Every year he and his students would look at the homelessness issue. According to Kerr there are about 30 different kinds of people that are homeless, so one solution won’t be able to solve the problem for everyone.

“There’s a spectrum of possible handout solutions or assistances that take somebody from being completely destitute up to taking that final step to having gainful employment and their own accommodation.”

Kerr also notes that there are a lot of gaps in that process, but bringing citizens and citizen groups together to build a community based solution should fill them.

“You can’t depend on government for everything,” says Kerr.

Kerr’s ultimate goal in the battle against homelessness and the issue of housing affordability in Oshawa is that everyone will be able to find accommodation.

He says that he has ideas to help with this issue, such as repurposing a “mothball school.”

What Kerr wants to do is to turn such a building ” into a wrap-around hub where shelter, counseling, career coaching, a community garden and low-income housing for seniors will be available.

“There’s a lot things that can be done and that I have ideas for, but now that I’m a regional councillor, as well as city, I have the wherewithal to bring in different layers of information to help make that stuff happen.”

Kerr also notes that many constituents wonder why their taxes are so high. He says that this is because much of the taxes aren’t just from the city, but from the region as well, and cities such as Toronto are able to tax the large corporations there and don’t have to tax their constituents as much as a city like Oshawa.

He also notes “As [General Motors] tax base goes down, the pressure on the residents goes up.”

Kerr believes that in order to revitalize the downtown core, the city needs to add more office towers, which will create more “feet-on-the-street.” This is a part of his eight-point plan to revitalize Oshawa’s downtown core.

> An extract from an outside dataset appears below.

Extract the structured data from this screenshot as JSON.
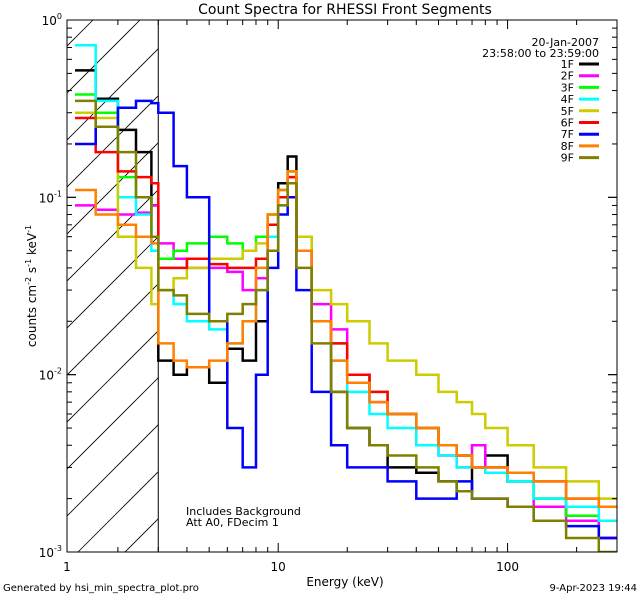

Other points to his plan include branding Oshawa’s downtown as a hub for arts, culture and entertainment, improving parking, improving access to social services such as St. Vincent’s Kitchen, as well as improvements to other facets of the downtown core.

“So the whole downtown piece and the whole tax piece is going to be positively impacted by the growth that Oshawa is experiencing, but it can’t all be residential growth,” says Kerr. “We have to have increased academic economy, healthcare economy… plus we have to have additional business and industries coming to Oshawa, and that’s what’s going to suppress the pressure on the residents.”

“It takes a village to solve a problem,” Kerr says, paraphrasing the old adage “It takes a village to raise a child.”

But now that he’s a regional councillor, Kerr has to look at regional issues as well, and he believes that the biggest issue there is to get the province to release the employment lands on either side of highway 407, as this will add more opportunities for Oshawa and Durham as a whole to grow.

Kerr feels that the ward system will help him to work with his constituents by being able to do what he did as a city wide councillor in a much more focused way.

“I’ll probably have more concentrated phone calls – maybe fewer,” says Kerr. “But the bottom line, is the accountability [the ward system brings], and I am quite willing to stand up and take accountability for what I do.”

At this point, as his time as a regional councillor approaches and he has to learn a whole new system and work with new committees, Kerr says that he is happy to just go with the flow.